The slap of wet feet against stone echoes in her bruised, bleeding ears. The woman – the thing – is coming for her, each hollow step ringing through the lighthouse’s spine and into its temples, where Ingrid waits for her death.
It is not death she fears, but the maw of another world closing around her soul.
The pen is warm and wet in her hands. Her skin has grown damp with sweat and with saltwater.
Her shriek comes again, frenzied and otherworldly and from right before her.
Ingrid smiles.
Welcome me, Good Ones. Your humble servant.
She plunges the pen into her own throat and tears through it like paper.

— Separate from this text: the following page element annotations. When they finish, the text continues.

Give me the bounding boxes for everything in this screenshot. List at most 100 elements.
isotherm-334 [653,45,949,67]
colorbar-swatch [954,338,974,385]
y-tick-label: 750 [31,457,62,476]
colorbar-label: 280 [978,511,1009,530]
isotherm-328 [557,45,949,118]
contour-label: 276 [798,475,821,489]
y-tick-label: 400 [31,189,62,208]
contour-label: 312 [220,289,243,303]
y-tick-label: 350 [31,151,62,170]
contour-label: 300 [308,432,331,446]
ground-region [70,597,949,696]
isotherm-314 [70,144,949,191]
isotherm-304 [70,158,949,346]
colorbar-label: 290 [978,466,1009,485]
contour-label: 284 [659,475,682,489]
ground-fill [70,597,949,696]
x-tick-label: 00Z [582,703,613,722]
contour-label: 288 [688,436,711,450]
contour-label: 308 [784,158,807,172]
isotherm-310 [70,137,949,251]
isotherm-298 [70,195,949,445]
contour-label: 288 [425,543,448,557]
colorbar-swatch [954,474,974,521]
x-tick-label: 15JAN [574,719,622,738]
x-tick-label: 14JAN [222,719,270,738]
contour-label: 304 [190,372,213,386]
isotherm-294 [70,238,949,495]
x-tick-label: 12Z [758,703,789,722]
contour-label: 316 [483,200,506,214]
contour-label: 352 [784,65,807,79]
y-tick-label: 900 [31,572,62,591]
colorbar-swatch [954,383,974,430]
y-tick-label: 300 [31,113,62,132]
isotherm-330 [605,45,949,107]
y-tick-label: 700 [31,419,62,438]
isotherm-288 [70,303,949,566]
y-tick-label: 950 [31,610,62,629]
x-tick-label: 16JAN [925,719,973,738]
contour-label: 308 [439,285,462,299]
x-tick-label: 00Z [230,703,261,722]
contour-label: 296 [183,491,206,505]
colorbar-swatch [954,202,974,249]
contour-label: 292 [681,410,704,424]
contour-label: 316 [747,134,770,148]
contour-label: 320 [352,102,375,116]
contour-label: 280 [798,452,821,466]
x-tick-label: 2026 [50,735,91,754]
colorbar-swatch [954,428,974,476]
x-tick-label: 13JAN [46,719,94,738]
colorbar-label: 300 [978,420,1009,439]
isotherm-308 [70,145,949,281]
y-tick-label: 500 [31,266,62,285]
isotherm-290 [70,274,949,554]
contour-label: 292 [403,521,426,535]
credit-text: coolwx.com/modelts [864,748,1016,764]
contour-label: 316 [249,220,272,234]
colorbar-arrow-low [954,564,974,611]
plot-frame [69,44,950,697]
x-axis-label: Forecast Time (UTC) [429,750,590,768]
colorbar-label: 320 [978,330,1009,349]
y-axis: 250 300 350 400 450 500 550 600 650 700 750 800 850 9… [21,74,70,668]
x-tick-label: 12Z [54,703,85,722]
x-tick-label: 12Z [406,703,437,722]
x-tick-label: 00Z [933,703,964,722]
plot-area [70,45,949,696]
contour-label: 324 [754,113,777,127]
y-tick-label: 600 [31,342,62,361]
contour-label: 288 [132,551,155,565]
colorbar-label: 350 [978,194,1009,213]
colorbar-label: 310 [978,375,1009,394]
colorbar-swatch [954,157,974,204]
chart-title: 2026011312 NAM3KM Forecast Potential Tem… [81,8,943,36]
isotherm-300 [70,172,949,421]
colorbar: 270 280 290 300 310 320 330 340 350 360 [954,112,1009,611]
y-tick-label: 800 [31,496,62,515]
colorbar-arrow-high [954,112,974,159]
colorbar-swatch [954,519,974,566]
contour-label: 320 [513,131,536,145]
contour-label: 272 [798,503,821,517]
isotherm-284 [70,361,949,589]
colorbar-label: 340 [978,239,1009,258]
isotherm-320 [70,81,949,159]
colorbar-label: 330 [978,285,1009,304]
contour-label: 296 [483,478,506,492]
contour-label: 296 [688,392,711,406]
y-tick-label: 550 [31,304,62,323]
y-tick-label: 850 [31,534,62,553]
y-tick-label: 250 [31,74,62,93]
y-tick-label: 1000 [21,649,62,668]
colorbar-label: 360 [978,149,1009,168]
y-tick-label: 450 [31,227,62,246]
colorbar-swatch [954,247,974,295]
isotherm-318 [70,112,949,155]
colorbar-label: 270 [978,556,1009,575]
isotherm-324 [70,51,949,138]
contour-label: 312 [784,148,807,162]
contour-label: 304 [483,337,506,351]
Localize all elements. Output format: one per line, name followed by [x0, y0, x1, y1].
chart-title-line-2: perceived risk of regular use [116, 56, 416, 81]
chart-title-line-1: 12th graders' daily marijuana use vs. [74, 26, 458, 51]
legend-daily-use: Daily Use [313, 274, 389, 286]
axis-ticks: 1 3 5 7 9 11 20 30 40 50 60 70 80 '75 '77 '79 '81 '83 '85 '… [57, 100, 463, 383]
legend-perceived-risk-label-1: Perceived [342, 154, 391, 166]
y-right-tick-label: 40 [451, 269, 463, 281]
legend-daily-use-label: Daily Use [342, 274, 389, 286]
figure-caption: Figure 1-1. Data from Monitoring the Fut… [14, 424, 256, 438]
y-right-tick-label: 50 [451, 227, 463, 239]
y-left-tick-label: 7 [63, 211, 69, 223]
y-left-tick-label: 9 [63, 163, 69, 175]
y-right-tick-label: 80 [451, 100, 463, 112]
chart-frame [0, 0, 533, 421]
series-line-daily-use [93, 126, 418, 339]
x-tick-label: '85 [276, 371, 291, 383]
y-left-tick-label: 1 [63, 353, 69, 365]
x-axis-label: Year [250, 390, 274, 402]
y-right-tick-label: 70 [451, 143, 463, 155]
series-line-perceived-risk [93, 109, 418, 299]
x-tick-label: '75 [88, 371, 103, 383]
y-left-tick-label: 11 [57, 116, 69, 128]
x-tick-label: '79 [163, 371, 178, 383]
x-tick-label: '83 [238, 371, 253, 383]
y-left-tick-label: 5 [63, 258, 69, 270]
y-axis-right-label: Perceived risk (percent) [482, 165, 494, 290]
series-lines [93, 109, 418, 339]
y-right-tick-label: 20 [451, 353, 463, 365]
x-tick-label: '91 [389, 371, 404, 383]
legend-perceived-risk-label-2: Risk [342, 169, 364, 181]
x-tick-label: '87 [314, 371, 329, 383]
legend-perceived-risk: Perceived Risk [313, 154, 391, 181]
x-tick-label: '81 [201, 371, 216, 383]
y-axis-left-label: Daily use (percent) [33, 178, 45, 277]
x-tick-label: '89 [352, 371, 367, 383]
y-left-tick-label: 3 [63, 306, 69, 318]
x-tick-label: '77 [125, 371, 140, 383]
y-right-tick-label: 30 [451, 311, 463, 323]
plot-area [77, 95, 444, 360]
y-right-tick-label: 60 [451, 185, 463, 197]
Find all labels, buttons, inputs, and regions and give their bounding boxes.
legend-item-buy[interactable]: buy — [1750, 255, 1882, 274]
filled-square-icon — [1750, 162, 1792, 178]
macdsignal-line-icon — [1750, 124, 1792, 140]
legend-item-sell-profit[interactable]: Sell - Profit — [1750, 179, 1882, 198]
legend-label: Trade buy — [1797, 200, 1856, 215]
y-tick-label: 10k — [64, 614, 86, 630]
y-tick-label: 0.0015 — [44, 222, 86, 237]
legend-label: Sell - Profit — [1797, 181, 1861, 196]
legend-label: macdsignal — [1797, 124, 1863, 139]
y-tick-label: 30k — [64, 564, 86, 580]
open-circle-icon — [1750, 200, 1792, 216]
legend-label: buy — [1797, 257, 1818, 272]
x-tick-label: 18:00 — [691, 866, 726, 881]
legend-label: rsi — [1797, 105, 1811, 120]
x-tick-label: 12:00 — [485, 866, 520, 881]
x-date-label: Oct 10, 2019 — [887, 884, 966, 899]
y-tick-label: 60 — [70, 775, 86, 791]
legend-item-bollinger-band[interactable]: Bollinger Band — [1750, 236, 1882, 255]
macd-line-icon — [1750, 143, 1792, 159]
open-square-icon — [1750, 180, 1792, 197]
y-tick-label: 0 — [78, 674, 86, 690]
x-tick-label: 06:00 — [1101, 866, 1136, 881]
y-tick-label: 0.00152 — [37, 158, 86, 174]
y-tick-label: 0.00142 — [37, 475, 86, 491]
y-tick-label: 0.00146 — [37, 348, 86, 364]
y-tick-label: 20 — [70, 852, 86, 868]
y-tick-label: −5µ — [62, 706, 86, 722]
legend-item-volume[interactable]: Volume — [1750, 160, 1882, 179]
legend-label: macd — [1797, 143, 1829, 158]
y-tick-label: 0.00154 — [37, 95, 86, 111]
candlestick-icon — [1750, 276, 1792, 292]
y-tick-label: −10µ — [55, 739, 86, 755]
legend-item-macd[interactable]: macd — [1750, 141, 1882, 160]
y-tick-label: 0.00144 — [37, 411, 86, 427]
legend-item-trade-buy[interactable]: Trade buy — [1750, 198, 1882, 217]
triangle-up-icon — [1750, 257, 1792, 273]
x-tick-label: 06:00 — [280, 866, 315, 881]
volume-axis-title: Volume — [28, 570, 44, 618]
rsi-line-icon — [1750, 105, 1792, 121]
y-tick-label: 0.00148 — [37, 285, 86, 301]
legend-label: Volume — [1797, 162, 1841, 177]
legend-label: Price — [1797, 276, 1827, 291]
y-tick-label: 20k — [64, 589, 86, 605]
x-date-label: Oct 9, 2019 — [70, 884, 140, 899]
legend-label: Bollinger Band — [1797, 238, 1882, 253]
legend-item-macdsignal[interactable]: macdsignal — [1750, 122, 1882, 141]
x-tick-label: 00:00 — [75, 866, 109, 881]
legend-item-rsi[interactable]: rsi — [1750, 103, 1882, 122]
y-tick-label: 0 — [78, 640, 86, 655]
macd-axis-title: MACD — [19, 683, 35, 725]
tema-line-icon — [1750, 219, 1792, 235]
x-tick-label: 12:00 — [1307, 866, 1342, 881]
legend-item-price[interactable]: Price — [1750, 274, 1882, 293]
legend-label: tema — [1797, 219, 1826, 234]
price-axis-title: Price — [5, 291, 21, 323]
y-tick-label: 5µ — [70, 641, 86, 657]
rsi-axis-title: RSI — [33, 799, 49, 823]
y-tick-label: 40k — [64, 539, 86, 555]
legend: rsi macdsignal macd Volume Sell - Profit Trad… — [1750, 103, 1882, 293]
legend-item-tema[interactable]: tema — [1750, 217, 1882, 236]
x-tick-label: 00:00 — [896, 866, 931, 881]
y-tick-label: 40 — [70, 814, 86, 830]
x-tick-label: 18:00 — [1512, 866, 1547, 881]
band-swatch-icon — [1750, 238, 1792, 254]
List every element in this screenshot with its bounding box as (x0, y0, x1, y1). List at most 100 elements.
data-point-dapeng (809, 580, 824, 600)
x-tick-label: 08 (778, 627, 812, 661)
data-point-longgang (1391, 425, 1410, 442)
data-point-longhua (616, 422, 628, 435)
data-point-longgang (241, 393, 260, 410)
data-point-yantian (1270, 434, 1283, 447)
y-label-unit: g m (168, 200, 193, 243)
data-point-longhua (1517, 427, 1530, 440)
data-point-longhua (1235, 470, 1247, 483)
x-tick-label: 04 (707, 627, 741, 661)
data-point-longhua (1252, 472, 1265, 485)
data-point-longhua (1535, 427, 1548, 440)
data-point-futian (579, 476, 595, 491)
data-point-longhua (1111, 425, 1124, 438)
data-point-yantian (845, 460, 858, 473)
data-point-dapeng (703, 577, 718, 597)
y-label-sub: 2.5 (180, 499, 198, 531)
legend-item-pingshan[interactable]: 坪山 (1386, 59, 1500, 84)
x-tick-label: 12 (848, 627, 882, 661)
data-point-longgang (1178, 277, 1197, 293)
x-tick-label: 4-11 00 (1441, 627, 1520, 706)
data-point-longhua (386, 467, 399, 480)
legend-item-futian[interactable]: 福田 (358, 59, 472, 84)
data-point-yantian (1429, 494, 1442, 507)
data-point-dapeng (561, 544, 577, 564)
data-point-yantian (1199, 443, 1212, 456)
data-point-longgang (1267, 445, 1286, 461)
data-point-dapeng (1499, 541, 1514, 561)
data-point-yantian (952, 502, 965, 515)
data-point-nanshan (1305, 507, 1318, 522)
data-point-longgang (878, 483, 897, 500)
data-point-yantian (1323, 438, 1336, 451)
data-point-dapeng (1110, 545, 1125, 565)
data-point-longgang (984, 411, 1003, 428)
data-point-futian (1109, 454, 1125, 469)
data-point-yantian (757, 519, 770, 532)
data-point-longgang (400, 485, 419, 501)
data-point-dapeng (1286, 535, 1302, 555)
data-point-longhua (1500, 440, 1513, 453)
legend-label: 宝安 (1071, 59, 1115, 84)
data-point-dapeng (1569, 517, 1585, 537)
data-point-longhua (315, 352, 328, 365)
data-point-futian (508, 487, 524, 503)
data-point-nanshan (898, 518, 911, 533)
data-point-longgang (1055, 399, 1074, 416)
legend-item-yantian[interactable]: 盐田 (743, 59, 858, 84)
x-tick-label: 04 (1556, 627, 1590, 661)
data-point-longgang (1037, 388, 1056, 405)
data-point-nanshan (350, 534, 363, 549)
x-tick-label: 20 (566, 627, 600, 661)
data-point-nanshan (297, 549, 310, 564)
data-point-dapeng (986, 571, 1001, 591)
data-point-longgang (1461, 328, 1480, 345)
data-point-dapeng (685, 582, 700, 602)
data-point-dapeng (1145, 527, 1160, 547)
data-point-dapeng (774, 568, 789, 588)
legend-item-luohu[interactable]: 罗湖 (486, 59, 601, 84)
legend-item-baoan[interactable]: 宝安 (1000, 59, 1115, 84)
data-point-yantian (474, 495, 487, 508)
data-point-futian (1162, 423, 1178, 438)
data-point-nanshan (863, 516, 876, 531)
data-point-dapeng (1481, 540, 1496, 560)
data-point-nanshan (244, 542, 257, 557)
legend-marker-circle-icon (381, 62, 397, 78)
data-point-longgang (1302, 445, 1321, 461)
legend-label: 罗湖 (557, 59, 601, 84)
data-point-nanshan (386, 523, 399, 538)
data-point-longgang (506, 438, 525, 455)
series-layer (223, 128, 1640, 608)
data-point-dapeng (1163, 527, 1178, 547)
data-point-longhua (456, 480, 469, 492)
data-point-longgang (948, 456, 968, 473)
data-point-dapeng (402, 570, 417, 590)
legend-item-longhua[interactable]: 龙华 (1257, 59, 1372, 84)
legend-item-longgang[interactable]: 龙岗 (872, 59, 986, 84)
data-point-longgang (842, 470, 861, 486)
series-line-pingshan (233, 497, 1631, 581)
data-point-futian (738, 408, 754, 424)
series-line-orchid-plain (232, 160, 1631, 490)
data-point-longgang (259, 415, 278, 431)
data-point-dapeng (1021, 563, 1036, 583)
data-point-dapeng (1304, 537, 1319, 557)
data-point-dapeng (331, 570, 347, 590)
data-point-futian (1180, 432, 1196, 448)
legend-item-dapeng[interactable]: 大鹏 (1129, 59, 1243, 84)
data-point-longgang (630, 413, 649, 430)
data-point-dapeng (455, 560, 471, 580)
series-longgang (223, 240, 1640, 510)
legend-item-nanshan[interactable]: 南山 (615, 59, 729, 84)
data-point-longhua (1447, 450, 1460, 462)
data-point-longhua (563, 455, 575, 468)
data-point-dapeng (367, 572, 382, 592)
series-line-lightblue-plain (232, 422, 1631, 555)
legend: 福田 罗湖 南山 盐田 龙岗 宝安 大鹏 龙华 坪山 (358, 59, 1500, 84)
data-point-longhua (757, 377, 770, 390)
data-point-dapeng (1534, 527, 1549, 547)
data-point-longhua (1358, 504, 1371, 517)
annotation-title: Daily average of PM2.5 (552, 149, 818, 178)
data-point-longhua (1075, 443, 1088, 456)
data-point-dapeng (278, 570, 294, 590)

In the next heartbeat, the siren woman’s glassy teeth are closing around her neck. But Ingrid is already fading, her memories of that alien star-spangled sea, that crooked siren, fading, folding into the words of her final, whispered prayer to the Good Ones – that the lightkeeper they call to, the one who will follow, will find her journal and heed the words and banish the creature once and for all into that siren world of night and shadow.
Amen.
Through the light of strange stars, Ingrid sees the woman that dissolves onto the sand.- this has to be my favorite line. You painted a picture in my head so clearly. Thank you-Shain
So so so so so good! I loved how suspenseful and spooky it was!